Poverty crisis
Pakistan has just recorded its highest poverty rate in over a decade — and there is no polite way to frame this. It is a damning verdict on the country's political and economic management. According to a recent official report released by the planning ministry, poverty has surged to 29%. Nearly 70 million Pakistanis now live below a monthly threshold of Rs8,484 — an amount that barely covers subsistence. Income inequality is at its highest level in 27 years, while unemployment stands at a 21-year high.
Economic stabilisation under the IMF programme indeed required difficult adjustments.

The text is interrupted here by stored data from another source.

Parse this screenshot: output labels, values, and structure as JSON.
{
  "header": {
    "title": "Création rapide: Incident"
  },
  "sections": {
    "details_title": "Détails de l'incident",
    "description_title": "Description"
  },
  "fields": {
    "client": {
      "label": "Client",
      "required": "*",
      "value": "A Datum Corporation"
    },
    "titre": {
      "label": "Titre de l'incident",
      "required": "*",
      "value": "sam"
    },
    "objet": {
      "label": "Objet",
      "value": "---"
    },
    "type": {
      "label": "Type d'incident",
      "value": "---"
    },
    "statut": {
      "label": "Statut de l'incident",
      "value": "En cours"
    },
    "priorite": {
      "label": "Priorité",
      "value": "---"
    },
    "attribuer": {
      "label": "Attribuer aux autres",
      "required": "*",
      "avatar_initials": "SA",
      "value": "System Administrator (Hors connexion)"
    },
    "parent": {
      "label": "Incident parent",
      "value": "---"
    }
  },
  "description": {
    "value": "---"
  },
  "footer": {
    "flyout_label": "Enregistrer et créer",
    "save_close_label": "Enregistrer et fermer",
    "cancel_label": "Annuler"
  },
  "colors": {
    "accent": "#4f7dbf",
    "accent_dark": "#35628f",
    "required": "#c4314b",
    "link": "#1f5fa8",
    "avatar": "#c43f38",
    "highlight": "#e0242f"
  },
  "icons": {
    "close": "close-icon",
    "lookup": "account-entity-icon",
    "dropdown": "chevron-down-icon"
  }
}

The resulting surge in inflation placed immense pressure on households whose incomes were already stagnant. Natural disasters and sluggish growth compounded the damage. Yet policy cannot be divorced from consequence. When stabilisation is pursued without adequate social protection, it is the poorest who absorb the shock.
The rural economy has borne the heaviest burden. Poverty in rural areas has climbed from 28.2% to 36.2%, while urban poverty has risen sharply from 11% to 17.4%. When disparity reaches its highest level in nearly three decades, it signals that growth — where it exists — is bypassing large segments of society. A country in which prosperity accumulates at the top while vulnerability spreads at the bottom cannot sustain social cohesion for long. Poverty at this scale reflects years of inconsistent reforms and an economic model that has failed to generate broad-based employment.
Economic recovery now has to revolve around employment generation, not merely fiscal compliance. That means there is the need to redirect public expenditure toward sectors that generate large-scale jobs rather than projects that inflate GDP figures without broad labour absorption. At the same time, social protection cannot remain static while prices rise. Cash transfer programmes must be automatically indexed to inflation so that stabilisation does not translate into destitution.